Por votação majoritária, o Plenário do Supremo Tribunal Federal (STF) concedeu, ontem (19), a extradição do major do exército argentino Norberto Raul Tozzo, para ser julgado pelo Tribunal de 1ª instância de Resistência (Capital da Província do Chaco), na Argentina, por sua suposta participação do crime conhecido como “Massacre de Margarita Belén”, ocorrido na madrugada de 13 de dezembro de 1976, na província do Chaco, no norte do país vizinho.
Naquela oportunidade, um grupo de 22 presos políticos, em sua maioria militantes da Juventude Peronista, foi executado numa operação conjunta do Exército Argentino e da Polícia do Chaco, em um lugar próximo à localidade de Margarita Belén, naquela província. Desses 22, 18 foram identificados, mas quatro continuam sendo considerados desaparecidos, pois até hoje seus corpos não foram entregues às suas famílias.
Na época, o fuzilamento foi disfarçado, prática comum no regime militar argentino de então, como tendo sido um tiroteio entre a polícia e um grupo de milícia, durante tentativa de fuga dos prisioneiros.
Decisão
A decisão do STF foi parcial, pois a extradição de Norberto Tozzo foi concedida para que ele seja julgado pelo Tribunal de Resistência apenas pelo crime de sequestro qualificado, uma vez que se trata de crime de caráter continuado, que persiste até hoje sem que tenha sido iniciada a contagem do prazo de sua prescrição, já que quatro pessoas que estavam sob a guarda dos militares e policiais até hoje continuam desaparecidas.
Na Argentina, o crime por ele cometido é descrito como “desaparecimento forçado de pessoas em concurso real” e considerado de lesa-humanidade, que não prescreve e é punido com pena de prisão perpétua. Como não há prisão perpétua no Brasil, a extradição somente foi concedida de acordo com a equivalência existente na legislação brasileira. Trata-se do artigo 148, parágrafo 1º, inciso III, com a agravante prevista no artigo 61, inciso II, letra “i” (abuso de poder), porquanto os presos estavam sob a imediata proteção da autoridade.
Entretanto, como a pena máxima para qualquer crime não pode passar de 30 anos, pela legislação brasileira, a justiça argentina deverá comutar a pena para esse máximo e ainda descontar o tempo que o major já está preso preventivamente no Brasil (desde 2008), para fins de extradição.

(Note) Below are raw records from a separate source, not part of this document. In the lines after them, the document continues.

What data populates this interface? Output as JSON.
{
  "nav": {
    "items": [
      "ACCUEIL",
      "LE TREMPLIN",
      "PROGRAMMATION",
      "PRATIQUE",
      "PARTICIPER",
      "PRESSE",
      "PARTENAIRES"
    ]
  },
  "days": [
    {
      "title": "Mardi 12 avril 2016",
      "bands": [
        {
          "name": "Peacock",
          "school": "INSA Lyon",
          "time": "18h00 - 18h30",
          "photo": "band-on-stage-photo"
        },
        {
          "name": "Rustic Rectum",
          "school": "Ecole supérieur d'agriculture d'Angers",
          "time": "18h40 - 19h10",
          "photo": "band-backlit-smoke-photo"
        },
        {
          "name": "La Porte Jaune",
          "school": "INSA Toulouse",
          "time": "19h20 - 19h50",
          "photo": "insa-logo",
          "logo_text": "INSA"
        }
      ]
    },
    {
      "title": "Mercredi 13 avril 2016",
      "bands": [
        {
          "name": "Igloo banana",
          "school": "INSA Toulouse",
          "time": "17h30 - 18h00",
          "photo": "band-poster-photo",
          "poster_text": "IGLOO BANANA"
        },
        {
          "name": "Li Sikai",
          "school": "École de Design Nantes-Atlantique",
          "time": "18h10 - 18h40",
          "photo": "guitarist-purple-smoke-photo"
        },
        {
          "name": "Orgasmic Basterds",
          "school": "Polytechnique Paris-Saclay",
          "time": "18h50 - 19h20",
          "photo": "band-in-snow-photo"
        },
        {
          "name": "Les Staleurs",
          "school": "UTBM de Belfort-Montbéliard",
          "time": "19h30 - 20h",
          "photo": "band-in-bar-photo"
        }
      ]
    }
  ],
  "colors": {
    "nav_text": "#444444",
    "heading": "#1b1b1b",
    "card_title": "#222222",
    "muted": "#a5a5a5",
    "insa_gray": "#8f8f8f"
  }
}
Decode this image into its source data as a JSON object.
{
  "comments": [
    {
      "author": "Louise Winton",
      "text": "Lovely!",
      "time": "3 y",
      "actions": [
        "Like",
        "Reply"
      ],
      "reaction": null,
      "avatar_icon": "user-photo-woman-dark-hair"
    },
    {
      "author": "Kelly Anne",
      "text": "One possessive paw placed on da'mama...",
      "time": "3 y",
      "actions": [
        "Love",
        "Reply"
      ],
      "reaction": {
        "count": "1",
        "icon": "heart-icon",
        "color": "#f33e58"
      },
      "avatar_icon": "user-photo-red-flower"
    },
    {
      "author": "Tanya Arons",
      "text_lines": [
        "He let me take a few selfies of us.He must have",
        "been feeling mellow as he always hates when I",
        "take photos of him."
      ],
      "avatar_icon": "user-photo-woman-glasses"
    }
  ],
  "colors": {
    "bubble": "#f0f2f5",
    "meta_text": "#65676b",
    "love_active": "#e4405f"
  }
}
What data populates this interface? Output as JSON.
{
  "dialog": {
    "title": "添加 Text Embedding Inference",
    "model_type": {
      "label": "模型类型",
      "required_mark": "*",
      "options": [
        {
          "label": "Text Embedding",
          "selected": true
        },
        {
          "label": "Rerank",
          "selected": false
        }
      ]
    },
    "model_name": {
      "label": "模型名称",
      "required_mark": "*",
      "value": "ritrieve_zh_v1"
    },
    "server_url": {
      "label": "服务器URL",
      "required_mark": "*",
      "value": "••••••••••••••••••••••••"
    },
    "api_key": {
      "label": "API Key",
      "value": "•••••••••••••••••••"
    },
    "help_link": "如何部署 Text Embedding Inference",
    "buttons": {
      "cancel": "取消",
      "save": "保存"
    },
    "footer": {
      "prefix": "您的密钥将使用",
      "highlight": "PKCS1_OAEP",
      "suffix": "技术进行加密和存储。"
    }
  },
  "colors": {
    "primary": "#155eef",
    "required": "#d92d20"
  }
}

Como o crime ocorreu em 1976, a Suprema Corte julgou prescrito o crime de homicídio qualificado, previsto no artigo 121, parágrafo 2º, do Código Penal Brasileiro, pelo qual a Argentina também pretendia julgá-lo. Naquele país, trata-se de crime de homicídio agravado por aleivosia, também imprescritível.
Alegações
A defesa alegou, entre outros, defeito de forma dos documentos apresentados pelo governo argentino, autor da Extradição (EXT) 1150, em que a decisão foi tomada. Segundo ela, não haveria informações sobre a efetiva participação do major nos eventos criminosos, bem como sobre a data inicial do processo ou do recebimento da denúncia. Entretanto, depois dessas alegações, o governo argentino forneceu dados mais circunstanciados sobre o crime.
Quanto ao mérito, sustentou a ilegalidade do pedido formulado, tendo em vista que não haveria a presença do requisito da dupla tipicidade em relação ao delito de desaparecimento forçado de pessoas e, quanto ao delito de homicídio qualificado, a ocorrência da prescrição punitiva. Alegou, ainda, que existiriam, nos autos, elementos que indicariam a motivação política e a natureza militar dos delitos que lhe são imputados.
A defesa alegou, ainda, que os integrantes das Forças Armadas durante o regime militar argentino teriam sido anistiados por decreto do ex-presidente Carlos Menem.
Votos
Na decisão, a maioria dos ministros acompanhou o voto da relatora, ministra Cármen Lúcia Antunes Rocha, apoiada em parecer da Procuradoria-Geral da República. Ela rejeitou a alegação de anistia, observando que o decreto do ex-presidente foi julgado inconstitucional e que, há poucos dias, o Tribunal de Resistência julgou justamente acusados de participar do massacre de Margarita Belén, condenando uns e inocentando outros.
Ela observou, também, que o tratado de extradição existente entre Brasil e Argentina descarta a possibilidade de enquadrar como políticos crimes praticados com características de crime comum, como foi o caso do major.
Divergência
Único voto discordante, o ministro Marco Aurélio votou contra a concessão da extradição, alegando que o crime ocorreu durante regime de exceção vigente no país vizinho e teve motivação política.
Ele disse que o julgamento do major seria o mesmo que julgar responsáveis crimes semelhantes ocorridos no Brasil, onde isso é impossível em virtude da lei de anistia. Assim, ele votou, também, pela ilegitimidade do pedido formulado pelo atual governo argentino.